What, if anything, does Yin and Yang, cause and effect, and ‘faking it’ have to do with posture and mood? It should be self-evident that behavior is an expression of mood. People stomp around a little more loudly when they’re mad, or drag their feet a little more sluggishly when they’re upset… even act a tad disoriented when they’re intoxicated with love. So mood, in a million different ways, seems to‘flavor’ the physical expressions, or behaviors, that we exhibit in our every day, myriad routines. Isn’t posture then, just a snapshot of this physical expression, or better yet… “a behavior standing still.”

Notice how people who are typically sullen and morose ‘choose’ to stand with slumped shoulders and a slightly downward tilted head, gazing toward the ground. Their backs are usually soft and weak looking, as if ‘broken’ from the weight of depression on their shoulders. Most obviously, their speed is typically slow and phlegmatic. In contrast, looking at people who are over-excited and ecstatic, it is first noted that their speed is faster and their muscle tone tenser, as if walking over fire. Like a hot air balloon rises, so does their posture. It is more erect with a stiffer, straightened spine, and a head jutting forward better to engage their environment with ‘hot’ blazing eyes. Both the ‘phlegmatic’ and the ‘inflamed’ postures are used to illustrate end points away from an ideal, but also clearly evidence how mindset easily affects an average person’s daily poise.

Can poise, or how one chooses to stand, exhibit the reciprocal effect, that is, actually create in one’s mind a certain, distinctive mood? Can faking your posture change how you think about yourself?

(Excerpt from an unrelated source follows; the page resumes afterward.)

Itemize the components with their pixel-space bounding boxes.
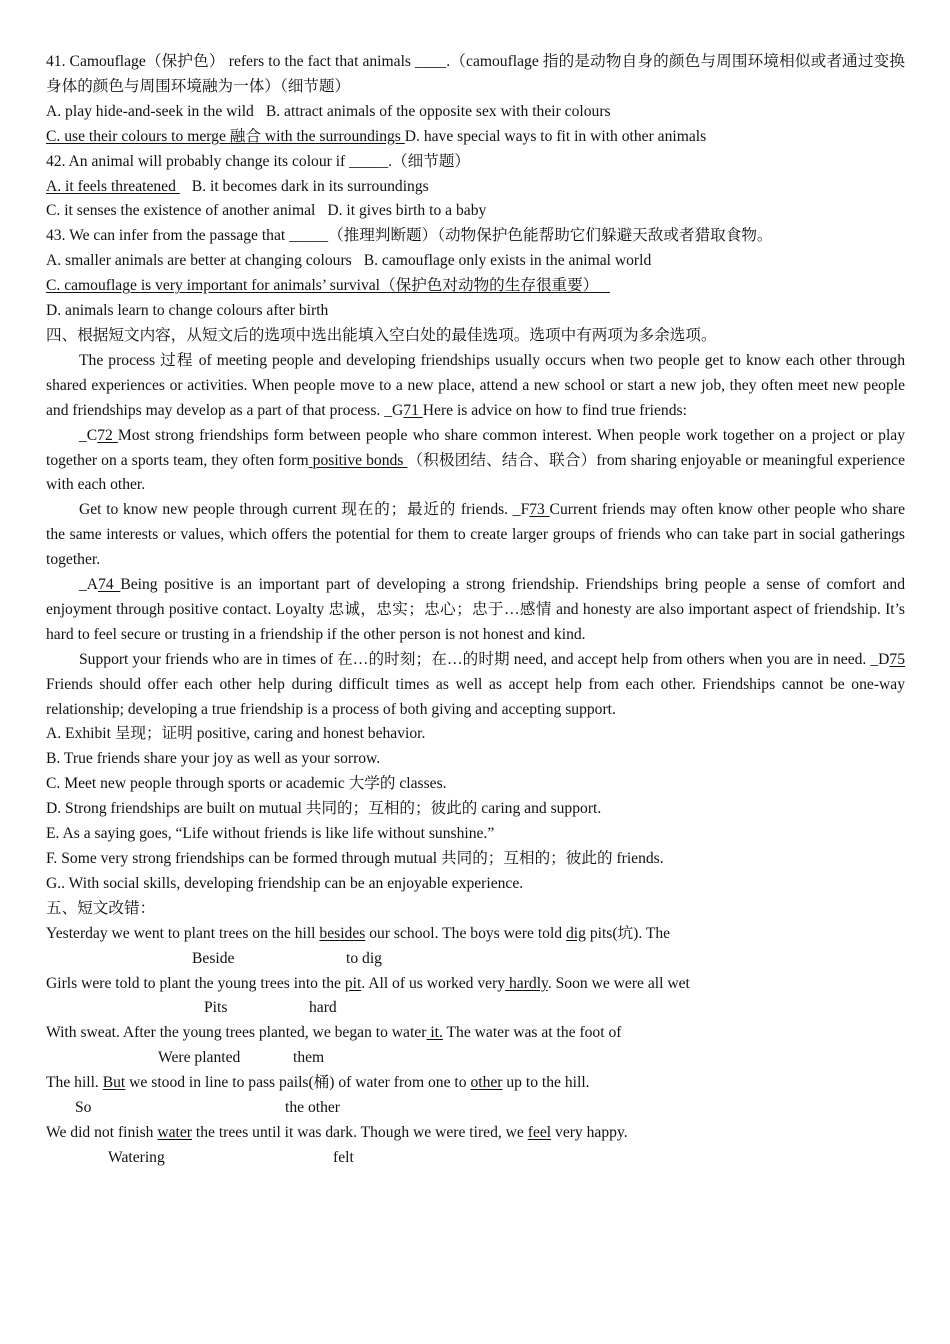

For those who are a little resistant to such a simplistic and elementary proposition, to those who feel their mental state is far more complex than just pulling their shoulders back for bigger confidence or tilting their nose tip upward for better living, that their body is just a physical animal upright, I will propose this experiment… Walk around like an animal walks. Just do it, and see how it feels. Walk around on all fours and feel the coldness of the earth below your hands and knees. See how the top of your head is pulled away from the bright, warmth of the sun and your eyes and mouth become fixated on the dark moisture of the ground. How do you feel? What is your mood? If 1-2 minutes of this doesn’t convince you of the ridiculous obviousness of this experiment, trying eating your next meal in this position… try talking with your friends or co-workers at 3-4 feet below their chin!

In Chinese Medicine there is an expression that the eyes contain the essence of a person, the soul, or the burning quality of who he or she really is when feeling truly alive. What one looks at ultimately decides the direction to which one desires to go.  Looking down drags us to the ground; looking up floats our head to the clouds; looking at the horizon gives a sense of balance to the natural extremes of life and a harmony between the highs and lows. From the mid-point of neutral any direction looked is now halfway there.

So, how do you set your gaze? In which direction does your soul’s mood gravitate toward? How do you choose to stand?